Watch: The UK Transport Secretary’s position on UK261 reform — if a public consultation is announced before year-end, it will set the timeline for whether British passengers on UK-departing flights gain equivalent baggage and seating rights.

ATC Intelligence

Reporting by

ATC Intelligence

15 years in Asia-Pacific aviation. We monitor 150+ airlines across four continents, track fare anomalies with AI, and verify every deal by hand — from Bali, in the heart of the market we cover.

Questions? Answers.

Do the new EU rules apply to my flight if I’m departing from the UK?

Not automatically. The revised EU framework covers flights departing EU member state airports and flights arriving in the EU operated by EU-licensed carriers. UK-departing flights are governed by UK261 — the domestic version of the original 2004 regulation — which has not yet been updated. You only gain the new EU protections if your flight departs from an EU airport or is operated by an EU-licensed carrier arriving into the EU.
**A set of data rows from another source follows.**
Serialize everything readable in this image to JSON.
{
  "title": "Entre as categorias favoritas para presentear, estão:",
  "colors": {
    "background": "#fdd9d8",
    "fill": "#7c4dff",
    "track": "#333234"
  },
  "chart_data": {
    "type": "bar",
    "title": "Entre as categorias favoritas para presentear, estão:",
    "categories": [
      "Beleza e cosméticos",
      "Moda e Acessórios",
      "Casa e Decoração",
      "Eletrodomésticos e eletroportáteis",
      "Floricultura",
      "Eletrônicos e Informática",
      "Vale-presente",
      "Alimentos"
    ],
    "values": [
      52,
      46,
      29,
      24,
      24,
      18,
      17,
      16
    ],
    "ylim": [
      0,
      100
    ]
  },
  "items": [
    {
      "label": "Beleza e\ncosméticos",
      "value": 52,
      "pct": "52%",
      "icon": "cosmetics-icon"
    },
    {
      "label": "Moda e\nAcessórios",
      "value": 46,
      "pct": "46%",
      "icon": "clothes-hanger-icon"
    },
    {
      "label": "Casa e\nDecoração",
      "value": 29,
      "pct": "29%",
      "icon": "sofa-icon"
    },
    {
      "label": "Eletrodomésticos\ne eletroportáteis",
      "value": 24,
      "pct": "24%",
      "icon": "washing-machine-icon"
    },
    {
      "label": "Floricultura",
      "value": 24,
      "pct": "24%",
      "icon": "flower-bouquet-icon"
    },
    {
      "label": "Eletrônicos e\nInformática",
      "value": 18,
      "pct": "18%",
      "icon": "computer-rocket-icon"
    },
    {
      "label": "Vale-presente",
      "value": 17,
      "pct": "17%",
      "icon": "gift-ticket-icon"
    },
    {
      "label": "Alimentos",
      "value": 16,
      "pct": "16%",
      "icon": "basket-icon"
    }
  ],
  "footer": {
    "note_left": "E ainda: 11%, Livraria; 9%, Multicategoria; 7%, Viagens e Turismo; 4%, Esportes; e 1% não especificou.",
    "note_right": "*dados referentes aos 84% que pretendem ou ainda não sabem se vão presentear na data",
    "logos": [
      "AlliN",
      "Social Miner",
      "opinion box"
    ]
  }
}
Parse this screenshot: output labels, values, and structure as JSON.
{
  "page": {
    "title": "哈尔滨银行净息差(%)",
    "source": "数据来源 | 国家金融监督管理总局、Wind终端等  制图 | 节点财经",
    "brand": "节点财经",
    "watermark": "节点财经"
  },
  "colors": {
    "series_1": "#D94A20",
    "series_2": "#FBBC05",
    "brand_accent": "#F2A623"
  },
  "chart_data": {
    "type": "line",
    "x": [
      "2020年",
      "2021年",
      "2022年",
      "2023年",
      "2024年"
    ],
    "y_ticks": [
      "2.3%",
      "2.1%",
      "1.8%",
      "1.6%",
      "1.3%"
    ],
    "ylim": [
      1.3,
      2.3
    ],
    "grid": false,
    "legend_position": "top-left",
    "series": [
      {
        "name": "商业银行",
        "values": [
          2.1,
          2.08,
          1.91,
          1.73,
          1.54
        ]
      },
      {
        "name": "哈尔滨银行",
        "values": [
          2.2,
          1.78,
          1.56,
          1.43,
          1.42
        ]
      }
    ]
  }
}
When exactly do the new rules take effect?

The provisional agreement was reached on June 17, 2026. Formal ratification by the European Parliament and Council is expected within six to eight weeks and is described by officials as largely procedural. Once ratified, the rules are scheduled to start applying in 2027 — the exact implementation date will be confirmed in the final legislative text.

Does Ryanair have to comply, given it’s an Irish carrier with UK operations?

Yes, for flights departing EU airports. Ryanair holds an Irish operating licence, making it an EU-licensed carrier. Its flights departing EU airports — including those from Ireland, Spain, Italy, Germany, and other member states — fall under the new rules. UK-registered subsidiaries operating purely from UK airports are governed by UK261 until the UK updates its own legislation.

What counts as “free cabin luggage” under the new rules?

The agreement mandates that at least one trolley-sized carry-on bag must be included in the advertised ticket price. A smaller personal item — such as a backpack with maximum dimensions of 40×30×15 cm — is also protected. Airlines may still offer lower fares for passengers who opt to travel without cabin luggage, but the default displayed price must include the standard carry-on. Uniform size standards across carriers are under assessment but not yet mandated.

What are my compensation rights right now, before 2027?

Current EU261 protections remain fully in force. You are entitled to €250 for delays over three hours on routes under 1,500 km, €400 for routes between 1,500 and 3,500 km, and up to €600 for longer routes. You have nine months from the end of your journey to file a claim. The new rules maintain these thresholds and add procedural improvements — airlines will be required to send electronic instructions on how to claim within four days of disruption and must pay within 30 days.